Prabowo dan Hak Asasi Manusia

Oleh Gerry Van Klinklen

Situasi Jakarta 1998 memang buruk, tetapi tangan Prabowo sepertinya lebih berdarah di Timor Leste

Seperti semua orang tahu, satu dari kandidat kuat Presiden memiliki persoalan berkaitan dengan hari-harinya dalam dunia militer. Tetapi menculik sejumlah aktivis mahasiswa pada 1998 bukanlah persoalan terburuk HAM Prabowo, meskipun ia paling dikenal dalam peristiwa ini. Lima belas tahun sebelumnya, ia berada di tengah operasi kontra perlawanan di Timor Leste, yang mengorbankan ratusan nyawa. Dimulai pada 16 September 1983 dimana terjadi pembunuhan besar-besaran terhadap puluhan orang, termasuk perempuan dan anak-anak.  Mereka telah menyerah kepada tentara Indonesia setelah turun dari Gunung Bibileo dekat Viqueque. Seorang korban menyampaikan pada Komisi Kebenaran Timor Leste CAVR:

“Tiga orang Hansip berjalan di depan dan anggota tentara mengelilingi kelompok orang sehingga tidak satu orang pun bisa melarikan diri…Kami mulai berjalan sekitar pukul 3 sore dan tiba di satu tempat di gunung sekitar pukul 4 sore…Kami duduk dan tentara mengelilingi kami supaya tidak ada yang lari…Kemudian datang tentara Indonesia lagi…Setelah mereka tiba kami diperintahkan berdiri. Saya bersama semua orang yang lain berdiri menghadap lembah. Kemudian kami disuruh berjalan. Saya baru berjalan satu langkah, tentara Indonesia melepaskan tembakan ke arah kami. Saya bersama saudara saya jatuh ke tanah. Orang-orang yang terkena tembakan jatuh di atas badan saya. Tentara Indonesia menembak semua orang dari belakang. Kemudian tembakan berhenti dan tentara beristirahat dan merokok. Satu orang tentara Indonesia menyuruh M303 [seorang komandan Hansip] berbicara dengan bahasa Tetun untuk menyuruh yang masih hidup…berdiri…Tidak ada yang menjawab perintah ini. Kemudian tentara menembak lagi mayat-mayat yang tergeletak di sana. Kemudian saya mendengar dua anak kecil. Ketika tentara menembak, mereka tidak kena. Kemudian M303…mendekat dua bayi itu dan mengambil sebilah pisau menikamkannya sampai mereka mati. Kemudian [tentara] Indonesia dan Hansip beristirahat
dan merokok lagi.”

Chega!, laporan CAVR (Komisi Penerimaan, Kebenaran dan Rekonsiliasi Timor Leste) menyebutkan nama 55 orang yang dibunuh pada hari itu. Pada hari berikutnya, pembunuhan besar-besaran lainnya terjadi di dekat lokasi tersebut, juga saat orang Timor Leste menyerahkan diri di Gunung Bibileo. Chega! mencatat 141 orang terbunuh pada peristiwa ini. Secara keseluruhan, Chega! mencatat 530 nama orang yang dibunuh atau hilang selama operasi kontra perlawanan yang berlangsung hingga tahun 1984 di seluruh Timor Leste. Sejumlah besar orang yang selamat dari Gunung Bibileo juga meninggal dunia akibat kelaparan di kamp konsentrasi yang dijaga ketat aparat militer.

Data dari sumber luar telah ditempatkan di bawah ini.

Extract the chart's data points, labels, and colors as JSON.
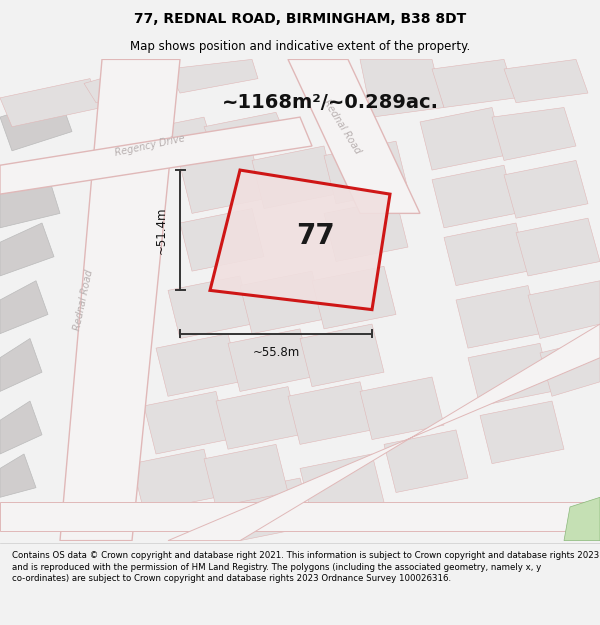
{
  "title_line1": "77, REDNAL ROAD, BIRMINGHAM, B38 8DT",
  "title_line2": "Map shows position and indicative extent of the property.",
  "area_text": "~1168m²/~0.289ac.",
  "property_number": "77",
  "dim_width": "~55.8m",
  "dim_height": "~51.4m",
  "footer_text": "Contains OS data © Crown copyright and database right 2021. This information is subject to Crown copyright and database rights 2023 and is reproduced with the permission of HM Land Registry. The polygons (including the associated geometry, namely x, y co-ordinates) are subject to Crown copyright and database rights 2023 Ordnance Survey 100026316.",
  "bg_color": "#f2f2f2",
  "map_bg": "#eeecec",
  "road_color": "#e0b8b8",
  "property_color": "#cc0000",
  "property_fill": "#f0e0e0",
  "dim_color": "#333333",
  "figure_width": 6.0,
  "figure_height": 6.25,
  "title_fs": 10,
  "subtitle_fs": 8.5,
  "footer_fs": 6.2,
  "area_fs": 14,
  "prop_label_fs": 20,
  "dim_fs": 8.5,
  "road_label_fs": 7
}
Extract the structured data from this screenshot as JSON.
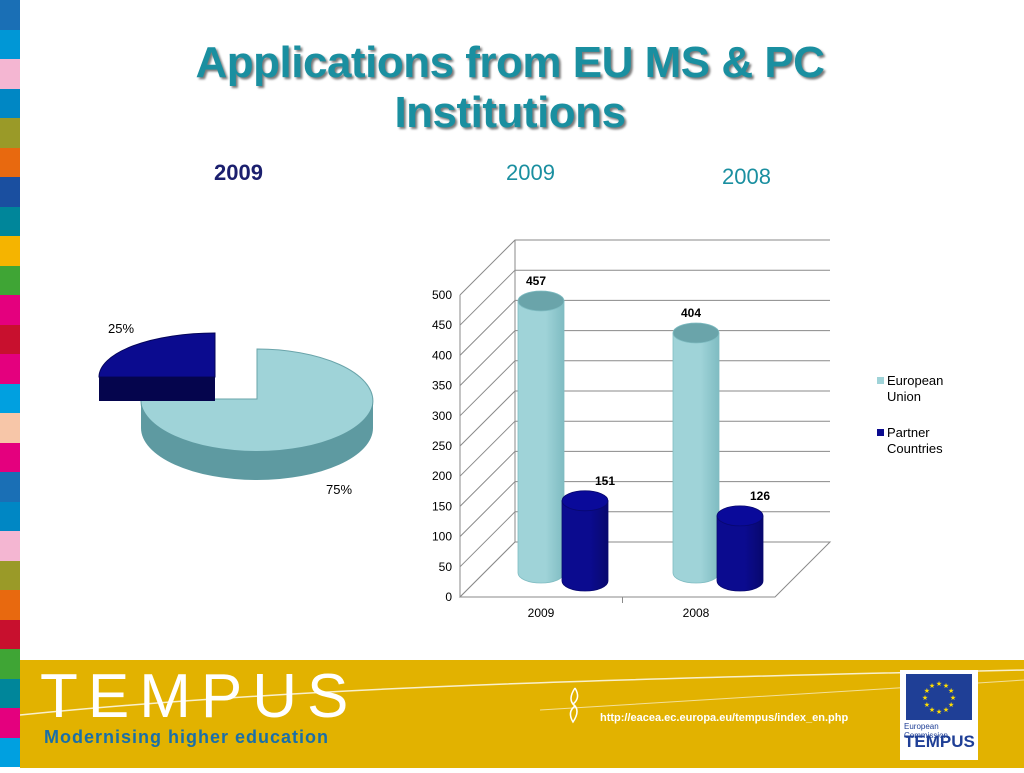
{
  "slide": {
    "title_line1": "Applications from EU MS & PC",
    "title_line2": "Institutions",
    "pie_year": "2009",
    "bar_year_1": "2009",
    "bar_year_2": "2008"
  },
  "chart_data": [
    {
      "type": "pie",
      "labels": [
        "75%",
        "25%"
      ],
      "values": [
        75,
        25
      ],
      "colors": [
        "#9fd3d8",
        "#0b0b8f"
      ]
    },
    {
      "type": "bar",
      "categories": [
        "2009",
        "2008"
      ],
      "series": [
        {
          "name": "European Union",
          "values": [
            457,
            404
          ],
          "color": "#9fd3d8"
        },
        {
          "name": "Partner Countries",
          "values": [
            151,
            126
          ],
          "color": "#0b0b8f"
        }
      ],
      "ylim": [
        0,
        500
      ],
      "yticks": [
        "0",
        "50",
        "100",
        "150",
        "200",
        "250",
        "300",
        "350",
        "400",
        "450",
        "500"
      ],
      "grid": true,
      "legend_position": "right"
    }
  ],
  "footer": {
    "logo": "TEMPUS",
    "tagline": "Modernising higher education",
    "url": "http://eacea.ec.europa.eu/tempus/index_en.php",
    "ec_label": "European Commission",
    "ec_tempus": "TEMPUS"
  },
  "colors": {
    "title": "#1a8fa0",
    "footer": "#e2b200",
    "stripes": [
      "#1a6fb5",
      "#0097d6",
      "#f4b6d2",
      "#0087c4",
      "#9a9a28",
      "#e8690f",
      "#1a4fa0",
      "#00869a",
      "#f5b400",
      "#3fa535",
      "#e4007e",
      "#c8102e",
      "#e4007e",
      "#00a0e0",
      "#f7c6a8",
      "#e4007e",
      "#1a6fb5",
      "#0087c4",
      "#f4b6d2",
      "#9a9a28",
      "#e8690f",
      "#c8102e",
      "#3fa535",
      "#00869a",
      "#e4007e",
      "#00a0e0"
    ]
  }
}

Semua jurnalis mengetahui tentang penculikan di tahun 1998 yang mengakhiri karir militer Prabowo. Sedikit tampaknya yang mengetahui operasi di Timor Leste pada awal karirnya tahun 1983. Ketika jurnalis Jakarta Post, Aboeprijadi Santoso, mengingatkan pada Desember lalu, Prabowo mengirimkan surat pembaca yang menyatakan bahwa hal tersebut merupakan “tuduhan yang tidak terbukti.” Lalu apa saja yang dapat kita ketahui dengan jelas tentang keterlibatannya pada peristiwa-peristiwa tersebut, dan apa yang perlu lebih dipastikannya?

Lompatan karir

Pada tahun 1983 Prabowo Subianto, berusia 32 tahun, adalah seorang kapten di Pasukan Khusus, Kopassandha. Pasukan yang kemudian berganti nama menjadi Kopassus adalah pasukan yang paling dipercaya, paling memiliki kemampuan dan menjadi tangan besi Orde Baru. Adalah sebuah keajaiban jika kita mengetahui kegiatannya – pasukan elit ini sebagian besar bekerja secara rahasia.

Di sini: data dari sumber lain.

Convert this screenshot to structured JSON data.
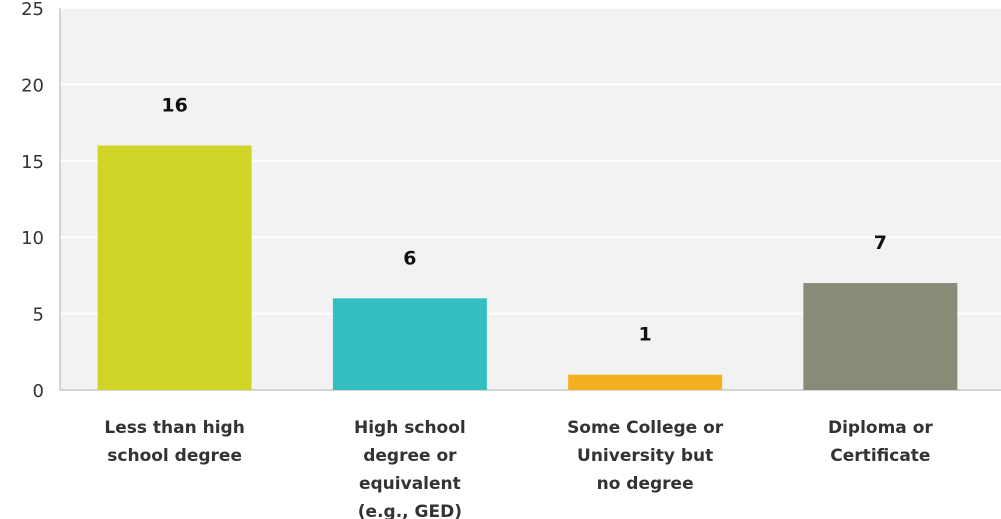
{
  "chart_data": {
    "type": "bar",
    "categories": [
      [
        "Less than high",
        "school degree"
      ],
      [
        "High school",
        "degree or",
        "equivalent",
        "(e.g., GED)"
      ],
      [
        "Some College or",
        "University but",
        "no degree"
      ],
      [
        "Diploma or",
        "Certificate"
      ]
    ],
    "values": [
      16,
      6,
      1,
      7
    ],
    "bar_colors": [
      "#cfd426",
      "#34bec0",
      "#f5b021",
      "#8a8a78"
    ],
    "ylim": [
      0,
      25
    ],
    "yticks": [
      0,
      5,
      10,
      15,
      20,
      25
    ],
    "grid": true,
    "title": "",
    "xlabel": "",
    "ylabel": ""
  },
  "colors": {
    "plot_background": "#f2f2f2",
    "gridline": "#ffffff",
    "axis_line": "#c8c8c8"
  }
}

Karir Prabowo berada di ambang lompatan. Ia cerdas dan berasal dari keluarga elit. Tapi di bagian bawah dari militer Indonesia pada awal 1980-an itu saja tidaklah cukup. Untuk menuju kemajuan diperlukan koneksi dan kekerasan. Semuanya datang bersama-sama untuk Prabowo pada tahun 1983.

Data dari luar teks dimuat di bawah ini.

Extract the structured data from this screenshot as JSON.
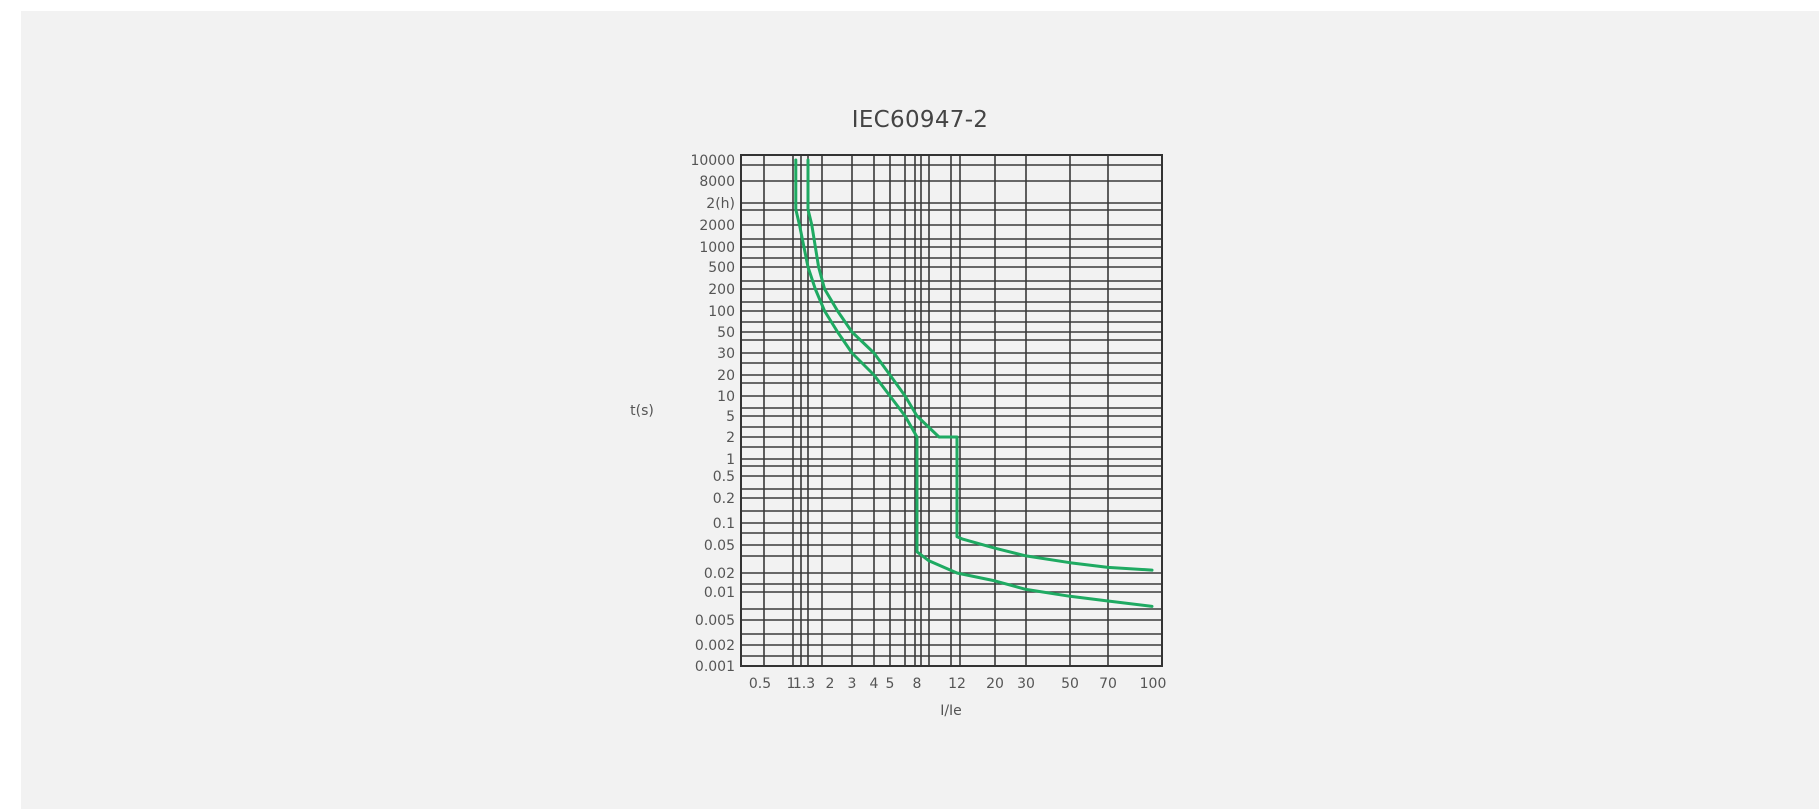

Kecerdasannya membuat ia mendapatkan undangan berkali-kali untuk menjalani pelatihan di luar negeri – Fort Bragg di Amerika pada tahun 1980, dengan GSG-9 di Jerman barangkali pada tahun 1981, dan kemudian ke Fort Benning pada tahun 1985. Setiap kali ia mencapai “lulusan terbaik.” Pada tahun 1982, bersama dengan Mayor Luhut Pandjaitan, ia diundang untuk membentuk sebuah unit anti-teror baru yang disebut Detasemen 81 dalam Kopassandha, untuk menguji keahliannya. Dia memimpin langsung kelompok di dalamnya, yang disebut Chandraca 8. Kemungkinan besar ia membawa satuan ini ke Timor Leste pada bulan Maret atau April 1983. Indonesia menginvasi Timor Leste pada tahun 1975, dan ini adalah rangkaian tugas keduanya di sana. (Yang pertama adalah sebagai letnan pada tahun 1977-78. Ia terlibat dalam pembunuhan pahlawan perlawanan Timor Leste, Nicolau Lobato, yang kepalanya dilaporkan dikirim ke Jakarta sebagai sebuah trofi kemenangan, sehingga Presiden Suharto bisa memverifikasi sendiri kematiannya).

Koneksi? Prabowo menikahi putri presiden, Siti Hediati Harijadi (Titiek), pada bulan Mei 1983. Mereka bercerai pada tahun 2001. Tetapi selama masa Orde Baru, istrinya membuka akses kepada presiden yang membuat iri sesama rekan militernya. Dia mampu berperilaku melampaui pangkat dan jabatannya.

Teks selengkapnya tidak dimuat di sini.